Though many parents are unaware, smartphone addiction is a real and growing issue which is considered similar to drug and game addiction.

Therefore, parents must realize that this is quite the serious concern. Believe it or not, a survey done back in 2016 by Common Sense Media showed that 50 percent of teens interviewed felt addicted to their phones, whereas 78 percent of them reported checking their phones at least every hour.

Our youngsters today can easily become addicted to their smartphones for various reasons, including fear of solitude and the illusion of social inclusion offered by phones, social pressure emphasizing the importance of phones, the dopamine secretions enjoyed when receiving likes and notifications, and because phones are considered essential for one’s self-expression.

Unfortunately, when parents fail to pay the needed attention to how often their children use their phones or what they do on social media, the risk of serious mental and physical health problems increases.

According to Kidslox’s creators (an application that helps parents keep their children safe by limiting their usage of screen time), children who are addicted to their smartphones are more prone to sleep disorders, obesity, anxiousness, depression, and problems with learning and relationships.

With this in mind, parents should not rush into giving their children a smartphone from early on. However, when you feel that it is the right time for them to have a phone, make sure you take the right approach.

To help you navigate through teen usage of smartphones and minimize your child’s risk of becoming addicted, read our top 7 useful tips.

7 Tips to Protect Your Teen from Smartphone Addiction

1. Set limits from early on
Though they can be considered mini-adults, teens are still growing up and self-control has not yet become their strong suit.

This is why as parents we need to assist them in learning how best to manage the usage of screen time.

In the words of Michael Ungar, Ph.D. and a renowned published writer, children are constantly reminding us that they value and need structure, routines, and reasonable consequences.

Hence, before your teen is allowed to use a phone, make sure you decide together how much he/she will be using the phone. How to bring the best decision?

Take into account their age, relative maturity and other lifestyle factors you consider important. And, once you set the ground rules, don’t forget about clearly stating the consequences too.

One possible consequence is no access at all to their phone for a day or two. By reducing the time for phone usage, you are not just protecting them from the negative impact of overuse- you are also helping them have more time to enjoy other interesting and beneficial activities like sports, reading, walking, interactive games, painting, etc.

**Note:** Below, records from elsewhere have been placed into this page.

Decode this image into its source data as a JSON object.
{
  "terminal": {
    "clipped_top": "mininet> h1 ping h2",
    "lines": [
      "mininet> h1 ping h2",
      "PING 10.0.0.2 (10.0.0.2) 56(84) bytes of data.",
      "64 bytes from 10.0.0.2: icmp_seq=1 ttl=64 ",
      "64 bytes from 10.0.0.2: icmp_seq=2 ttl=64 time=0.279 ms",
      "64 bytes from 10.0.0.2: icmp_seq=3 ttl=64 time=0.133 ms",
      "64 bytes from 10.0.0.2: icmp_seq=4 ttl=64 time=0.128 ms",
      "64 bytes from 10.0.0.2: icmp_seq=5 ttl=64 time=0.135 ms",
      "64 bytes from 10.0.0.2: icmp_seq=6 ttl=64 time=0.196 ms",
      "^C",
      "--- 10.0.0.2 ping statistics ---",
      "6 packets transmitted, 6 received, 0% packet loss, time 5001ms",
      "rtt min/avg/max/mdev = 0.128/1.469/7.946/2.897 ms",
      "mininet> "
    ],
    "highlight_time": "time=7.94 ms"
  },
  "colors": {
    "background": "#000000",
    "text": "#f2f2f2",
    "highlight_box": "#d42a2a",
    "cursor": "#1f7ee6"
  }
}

Moreover, remember to have regular and open talks about technology and its use and effects so that your child can understand why there are rules in the first place.

This will also help you instill values that will continue even when they reach an age when you can no longer control their screen time usage.

2.  Lead by example
A common struggle for today’s parents of teens is setting up healthy limits for phone usage when they are also struggling with overuse. When talking about phone addiction, it’s vital to take into account that teens are not the only age group we should be worried about, but adults too.

The negative habits that we as adults have can easily become our children’s if we know that they often pick up on most behaviors from us.

Hence, if we turn to our phones for every little thing, whether it’s to check the weather or to read a recipe, we are teaching them that phones are an indispensable part of our lives and therefore, theirs.

So, if we want our children to use their phones less and spend more time doing other things, we need to manage our use too. Being intentional about the attitude is a must if we want our children to copy our routines.

Begin your detoxification from your smartphone with concrete steps like avoiding screens before bed, having a specific charging area in the room, using a real alarm clock, not checking your phone while you are with other people – leave it out of your reach, etc. Be brave enough to sever the umbilical cord between you and your phone.

3. Establish productive habits
When trying to break your child’s smartphone overuse, the goal is not to make them give up their phone entirely. Rather, your focus should be on helping them introduce more productive, happier, and positive habits that will remain with them as they grow.

To achieve this, you need to be encouraging and supportive of your teen and spend more time together. Show that life can be interesting without having to photograph everything and share it on Facebook or Instagram immediately.

Lead by example and always emphasize face-to-face over virtual communication.

Why is this important? Because smartphones today have so many apps and functions that are particularly attractive to growing children and can easily “hook them up”,

parents need to do their best to steer them in the right direction. Keep them busy with other activities and make smartphones “serve” your child, not your child “serve” the phone.

Point out that even though technology significantly eases our lives and we can all benefit from it, it must not be something that our health and happiness depend on.

4. Talk about online vs. in-person communication
From early on, children need to be taught that human beings are social creatures and that we crave in-person contact, not virtual relationships. Hence, we are not meant to be in isolation or to rely solely on technology to communicate.

Even though today’s interaction through texts, emails, and messages has been exponentially growing, it doesn’t have the same impact on our emotional well-being.